AMENDED AND RESTATED STOCK INCENTIVE PLAN
RESTRICTED STOCK AGREEMENT

        RESTRICTED STOCK AGREEMENT, made as of the date set forth on the Notice
of Grant of Restricted Stock, and hereby amended as of September 13, 2004, by
and between UST Inc., a Delaware corporation (the “Company”), pursuant to the
Amended and Restated Stock Incentive Plan (the “Plan”) and the employee of the
Company or a Subsidiary named on the Notice of Grant of Restricted Stock (the
“Employee”);

        WHEREAS, the Company desires, by affording the Employee the opportunity
to acquire or enlarge the Employee’s ownership of shares of the Company’s common
stock, $.50 par value (“Common Stock”), providing the Employee with a direct
proprietary interest in the Company’s success, to carry out the purpose of the
Plan; and

        WHEREAS, the Committee administering the Plan has granted (as of the
effective date of grant specified in the Notice of Grant of Restricted Stock) to
the Employee the shares of Restricted Stock as set forth in the Notice of Grant
of Restricted Stock.

        NOW, THEREFORE, in consideration of the mutual covenants hereinafter set
forth and for other good and valuable consideration, the parties hereto have
agreed and do hereby agree as follows:

        1. Grant of Award. Pursuant to Section 7 of the Plan, the Company grants
to the Employee, subject to the terms and conditions of the Plan and subject
further to the terms and conditions set forth herein, the number of shares of
Restricted Stock as shown on the Notice of Grant of Restricted Stock. The
Participant’s grant and record of Restricted Stock share ownership shall be kept
on the books of the Company until the restrictions on transfer have lapsed. At
the Employee’s request, vested shares may be evidenced by stock certificates.

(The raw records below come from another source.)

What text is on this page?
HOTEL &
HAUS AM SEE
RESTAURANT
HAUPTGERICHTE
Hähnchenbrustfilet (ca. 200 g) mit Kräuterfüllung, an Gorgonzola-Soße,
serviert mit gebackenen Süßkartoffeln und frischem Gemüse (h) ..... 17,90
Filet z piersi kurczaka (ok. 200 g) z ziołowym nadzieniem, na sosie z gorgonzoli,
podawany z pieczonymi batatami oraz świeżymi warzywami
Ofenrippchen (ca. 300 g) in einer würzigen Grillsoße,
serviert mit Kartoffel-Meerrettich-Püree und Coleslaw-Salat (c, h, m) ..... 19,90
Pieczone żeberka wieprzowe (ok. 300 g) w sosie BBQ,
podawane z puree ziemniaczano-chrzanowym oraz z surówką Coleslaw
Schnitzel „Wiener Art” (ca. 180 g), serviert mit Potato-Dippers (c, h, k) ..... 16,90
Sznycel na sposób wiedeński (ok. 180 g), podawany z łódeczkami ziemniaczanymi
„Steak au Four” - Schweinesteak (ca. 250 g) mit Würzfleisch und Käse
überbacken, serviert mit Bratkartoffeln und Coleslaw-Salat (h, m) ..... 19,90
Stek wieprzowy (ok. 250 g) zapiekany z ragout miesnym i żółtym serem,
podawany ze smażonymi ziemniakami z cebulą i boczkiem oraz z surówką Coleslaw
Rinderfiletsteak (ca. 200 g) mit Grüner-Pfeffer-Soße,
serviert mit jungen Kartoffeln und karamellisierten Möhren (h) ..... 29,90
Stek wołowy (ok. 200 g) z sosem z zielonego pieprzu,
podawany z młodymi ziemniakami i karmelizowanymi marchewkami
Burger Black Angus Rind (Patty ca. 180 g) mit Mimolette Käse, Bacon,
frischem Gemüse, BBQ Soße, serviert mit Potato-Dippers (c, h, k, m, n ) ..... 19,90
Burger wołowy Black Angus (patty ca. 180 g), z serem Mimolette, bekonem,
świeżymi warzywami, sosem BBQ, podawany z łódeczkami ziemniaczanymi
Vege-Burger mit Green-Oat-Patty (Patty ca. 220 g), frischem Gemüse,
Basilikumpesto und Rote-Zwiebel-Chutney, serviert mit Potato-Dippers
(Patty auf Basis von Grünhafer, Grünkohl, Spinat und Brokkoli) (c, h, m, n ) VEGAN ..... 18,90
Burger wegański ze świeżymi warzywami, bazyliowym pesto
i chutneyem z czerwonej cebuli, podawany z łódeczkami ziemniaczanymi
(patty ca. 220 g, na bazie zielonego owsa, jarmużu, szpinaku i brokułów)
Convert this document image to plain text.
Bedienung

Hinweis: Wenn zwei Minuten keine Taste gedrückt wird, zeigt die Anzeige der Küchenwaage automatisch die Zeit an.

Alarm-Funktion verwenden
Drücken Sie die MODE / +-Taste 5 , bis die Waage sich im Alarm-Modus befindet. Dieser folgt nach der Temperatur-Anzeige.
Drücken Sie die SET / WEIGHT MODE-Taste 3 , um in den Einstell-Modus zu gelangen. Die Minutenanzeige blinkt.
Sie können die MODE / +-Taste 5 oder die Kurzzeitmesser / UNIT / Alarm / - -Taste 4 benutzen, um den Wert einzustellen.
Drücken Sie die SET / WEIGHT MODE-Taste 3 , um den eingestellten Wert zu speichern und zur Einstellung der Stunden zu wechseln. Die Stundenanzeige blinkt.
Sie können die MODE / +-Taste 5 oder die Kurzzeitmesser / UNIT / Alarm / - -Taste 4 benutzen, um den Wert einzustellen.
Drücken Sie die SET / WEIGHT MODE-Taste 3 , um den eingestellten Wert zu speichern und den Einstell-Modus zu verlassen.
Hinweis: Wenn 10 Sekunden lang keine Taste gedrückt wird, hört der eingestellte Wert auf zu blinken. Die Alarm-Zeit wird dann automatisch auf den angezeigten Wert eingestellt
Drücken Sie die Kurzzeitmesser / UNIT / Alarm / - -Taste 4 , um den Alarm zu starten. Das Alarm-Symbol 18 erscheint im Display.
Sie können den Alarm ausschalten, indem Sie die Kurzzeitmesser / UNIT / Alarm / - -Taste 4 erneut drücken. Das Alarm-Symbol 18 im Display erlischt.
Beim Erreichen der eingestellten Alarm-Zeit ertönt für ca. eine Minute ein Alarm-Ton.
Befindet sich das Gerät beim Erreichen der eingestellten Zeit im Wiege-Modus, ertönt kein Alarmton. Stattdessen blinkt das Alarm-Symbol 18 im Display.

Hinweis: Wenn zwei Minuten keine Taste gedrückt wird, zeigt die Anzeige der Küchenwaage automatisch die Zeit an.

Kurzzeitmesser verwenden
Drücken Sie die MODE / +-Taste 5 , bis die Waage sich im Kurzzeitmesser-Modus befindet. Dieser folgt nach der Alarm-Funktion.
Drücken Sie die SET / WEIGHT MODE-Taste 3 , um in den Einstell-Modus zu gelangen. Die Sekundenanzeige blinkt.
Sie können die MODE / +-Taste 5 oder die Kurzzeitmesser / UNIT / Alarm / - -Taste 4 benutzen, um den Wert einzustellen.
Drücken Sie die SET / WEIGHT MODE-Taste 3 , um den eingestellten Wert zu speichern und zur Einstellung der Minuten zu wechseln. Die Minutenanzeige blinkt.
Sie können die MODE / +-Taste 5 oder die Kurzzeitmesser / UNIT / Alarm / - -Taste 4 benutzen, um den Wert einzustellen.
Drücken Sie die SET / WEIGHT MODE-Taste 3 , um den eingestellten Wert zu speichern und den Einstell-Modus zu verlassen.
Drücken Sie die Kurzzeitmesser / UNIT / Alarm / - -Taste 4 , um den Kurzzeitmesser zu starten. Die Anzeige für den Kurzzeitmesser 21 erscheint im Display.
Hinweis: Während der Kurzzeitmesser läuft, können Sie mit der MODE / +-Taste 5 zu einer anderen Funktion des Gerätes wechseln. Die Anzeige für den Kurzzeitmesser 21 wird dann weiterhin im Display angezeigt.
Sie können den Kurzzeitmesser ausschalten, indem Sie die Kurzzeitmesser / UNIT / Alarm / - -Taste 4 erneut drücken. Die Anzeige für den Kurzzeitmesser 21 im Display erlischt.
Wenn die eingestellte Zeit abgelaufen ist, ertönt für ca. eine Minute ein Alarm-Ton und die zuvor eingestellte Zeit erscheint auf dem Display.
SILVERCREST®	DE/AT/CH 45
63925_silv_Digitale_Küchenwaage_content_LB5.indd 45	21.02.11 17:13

        2. Vesting. The shares of Restricted Stock granted to the Employee shall
vest in accordance with the vesting conditions set forth in the Notice of Grant
of Restricted Stock. Such vesting conditions indicate the conditions under and
date upon which the Employee shall be entitled to receive shares of freely
transferable Common Stock equal to the number of vested shares of Restricted
Stock, provided that, as of the vesting date, the Employee has not incurred a
termination of service with the Company and all Subsidiaries (collectively, the
Company and its Subsidiaries shall be referred to herein as the “Company”).
There shall be no proportionate or partial vesting in the periods between the
vesting date(s), if any, specified in the Notice of Grant of Restricted Stock
and all vesting shall occur only on such vesting date(s), except as set forth in
Section 8 below.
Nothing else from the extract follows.